In view of recent overcrowding following the easing of lockdown, Esri UK has explored how many people could hypothetically fit on some of the country’s most popular beaches using social distancing guidelines.
Spatial analysis of 10 of the UK’s most popular beaches by geographic information system (GIS) software and location intelligence specialist, Esri UK, has revealed how many people could hypothetically fit on the sand, while adhering to social distancing guidelines.
The analysis follows scenes in Bournemouth, last month, where 500,000 people, reportedly, descended onto the beach. At the specified two metres apart, Esri UK’s analysis found that only an estimated 78,628 people could fit.
The method used placed one person inside a 2-metre diameter circle but with an additional 2 metres of space between each circle, to represent a hypothetical estimation of beach capacity, allowing some space for people to move around.
Other beaches surveyed included Brighton (61,723 capacity), Newquay (23,777), Barafundle (3,246) and Luskentyre (24,243).
“Spatial analysis can help give local authorities and other organisations a rapid indication of capacity, for a range of different spaces in these unprecedented times”

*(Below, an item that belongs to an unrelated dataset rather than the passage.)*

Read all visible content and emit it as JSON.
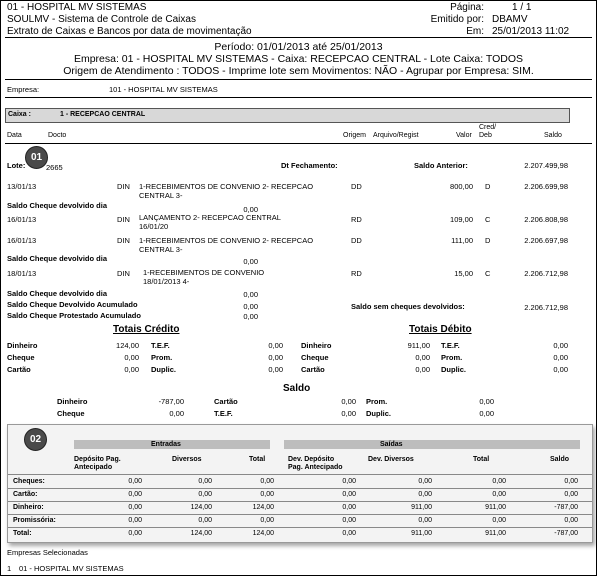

The figures are released ahead of pubs, restaurants and other hospitality and leisure businesses reopening this weekend in England, when it is expected that many popular destinations like beaches and parks will become extremely busy again.
“We wanted to examine how many people could hypothetically fit on a beach ahead of the main UK holiday season,” said Sam Bark, cartographer at Esri UK. “Spatial analysis can help give local authorities and other organisations a rapid indication of capacity, for a range of different spaces in these unprecedented times, not just beaches, such as green space or even indoors.
He continued: “Obviously the figures come with a few caveats, as most beach goers are in groups of more than one and people don’t remain static.”
Beach capacity statistics, ranked by beach size
(beach area (m2) followed by number of 2m diameter circles with 2m gaps in-between)
Perranporth, Cornwall: 1,115,445; 80,503
Bournemouth, Dorset: 1,089,463; 78,628
Brighton, East Sussex: 855,231; 61,723
Portobello, Edinburgh: 499,895; 36,078
Whitley Bay, North Tyneside: 399,715; 28,848
Luskentyre, Isle of Harris: 335,911; 24,243
Newquay, Cornwall: 329,451; 23,777
Weymouth, Dorset: 254,246; 18,349
Barafundle, Pembrokeshire: 44,973; 3,246
Durdle Door, Dorset: 43,472; 3,137
Esri UK carried out the spatial analysis using its ArcGIS software. First it calculated the area of dry sand on each beach, using the MasterMap Topography Layer from Ordnance Survey (OS), using average high tides.
Esri UK then calculated how many 2 metre circles could fit on each beach with 2 metre spacing between each circle.
Analysis carried out by the GIS specialist also revealed that most pavements around the UK (70 per cent) are less than three metres wide, making it difficult for pedestrians to social distance at the specified two metres apart.